12.17.2017

getting gone


Dear Mom & Rod,

Thank you for welcoming us into your house for eight months.
Thank you for putting up with all our messes, literal and emotional.
And all our noise.
Thank you for living with couch cushions on the floor and cartoons on the television.
Thank you for sacrificing your dining room table to serve as our command central.
Thank you for making extra bacon and extra space in so many rooms, for sharing the washing machine and the apple cider.
Thank you for taking the big kids to school some days, and for keeping them all here so many times when we needed to run out for cabinets or grout or door knobs.  Or sanity.
Thank you for raking leaves and ripping out honeysuckle at the new house.
Thank you for taking care of all the grocery shopping and so many of the meals.

Our boys have benefited so much by living with you.
You know the Dorothy Law Nolte poem, If children live with this, they will be that...?
You guys are solid examples of good humans, calm and flexible, optimistic and patient, persistent and curious. Thank you for sowing seeds of peace and love and kindness, and even scattering a few that look like People get mad when you bite them and kitchen drawer handles are not ladders, too.

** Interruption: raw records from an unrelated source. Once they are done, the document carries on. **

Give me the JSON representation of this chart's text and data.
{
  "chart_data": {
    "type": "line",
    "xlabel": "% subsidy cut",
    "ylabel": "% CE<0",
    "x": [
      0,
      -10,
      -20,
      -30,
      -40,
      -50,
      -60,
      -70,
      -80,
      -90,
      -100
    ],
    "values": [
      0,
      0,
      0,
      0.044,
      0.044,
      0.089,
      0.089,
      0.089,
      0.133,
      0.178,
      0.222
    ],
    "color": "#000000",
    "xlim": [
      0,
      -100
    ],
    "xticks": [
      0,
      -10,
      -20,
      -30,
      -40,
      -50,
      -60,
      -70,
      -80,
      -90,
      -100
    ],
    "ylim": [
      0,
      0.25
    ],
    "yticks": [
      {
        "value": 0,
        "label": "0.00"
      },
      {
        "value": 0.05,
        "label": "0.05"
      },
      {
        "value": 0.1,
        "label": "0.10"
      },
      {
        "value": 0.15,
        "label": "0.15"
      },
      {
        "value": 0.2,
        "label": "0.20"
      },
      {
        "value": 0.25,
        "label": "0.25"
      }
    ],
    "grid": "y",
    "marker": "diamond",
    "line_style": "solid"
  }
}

This has been a bonus year.
And we all love you both so much.

12.14.2017

anything

Like lots of little boys, he makes spears and swords and arrows out of backyard sticks.
He created a tomohawk from modified found objects held together with dental floss, which turned out to work a whole lot better than expected and required adult supervision or risked actual injury. Fortunately the only foul was to a case of Diet Coke, and he helped clean that mess.
When a cardboard tube becomes a rifle to be used against imaginary enemies, it is not difficult to imagine the rest of the storyline, to feel the anticipatory anxiety. I've read novels and seen films and know about the knock at the door. I understand that it may be unwise to borrow worry over this now. Fighting a war and finding a career are choices for children who get to grow up. I am grateful for his growing. Even the part where he's learning to fight with language, wielding sharp words.

Right now I try to remain neutral on his military interest; I mean, I can't even begin to formulate a lecture on the convoluted and not always conscionable history of American interventions in the world. He does know about folks - family and friends - who have served honorably and bravely, and I don't mean to disparage their commitment. But I can expose him to other kinds of activities I’d love to see him pursue: art, nature, science, literature. I can impress upon him the need for seat belts and ballistic vests. I can pray for his safety, and for his growing up. And I can remind him, with sincerity, that he can be and do anything.

12.12.2017

a crowded place

A crowded place, a merry mess, long cold days, no lack of love...

12.10.2017

December, so far

While it's easy to get carried away valuing fun and excitement in the form of lots of shiny new things  this time of year, we're leaning toward simplicity and connection, wonder and tradition. There's nothing worth more than time with friends and family. We're looking forward to more of this in the month to come...

12.07.2017

full of ideas

There seems to be a fine line between creativity and mischief.

12.05.2017

being busy

It's December, and our to-do list might be longer than Santa's toy list.
Remembering, though, that there's a big difference between being busy and being overcommitted. Everything changes when you realize there is exactly enough time for the important stuff.
When the things you need to do aren't happening, it may be because you value what is happening instead.
SaveSave

12.03.2017

you've been "thumb-oned"

Unless he's eating, Hank needs two thumbs at all times: his own in his mouth, and somebody else's in his other hand.
Sometimes he just wants to hold a thumb and snuggle, other times he grabs it to show someone what he's working on.  RoRo calls it "being thumb-oned."
He's going to be sad when there are fewer folks in the house for him to sit with or summon.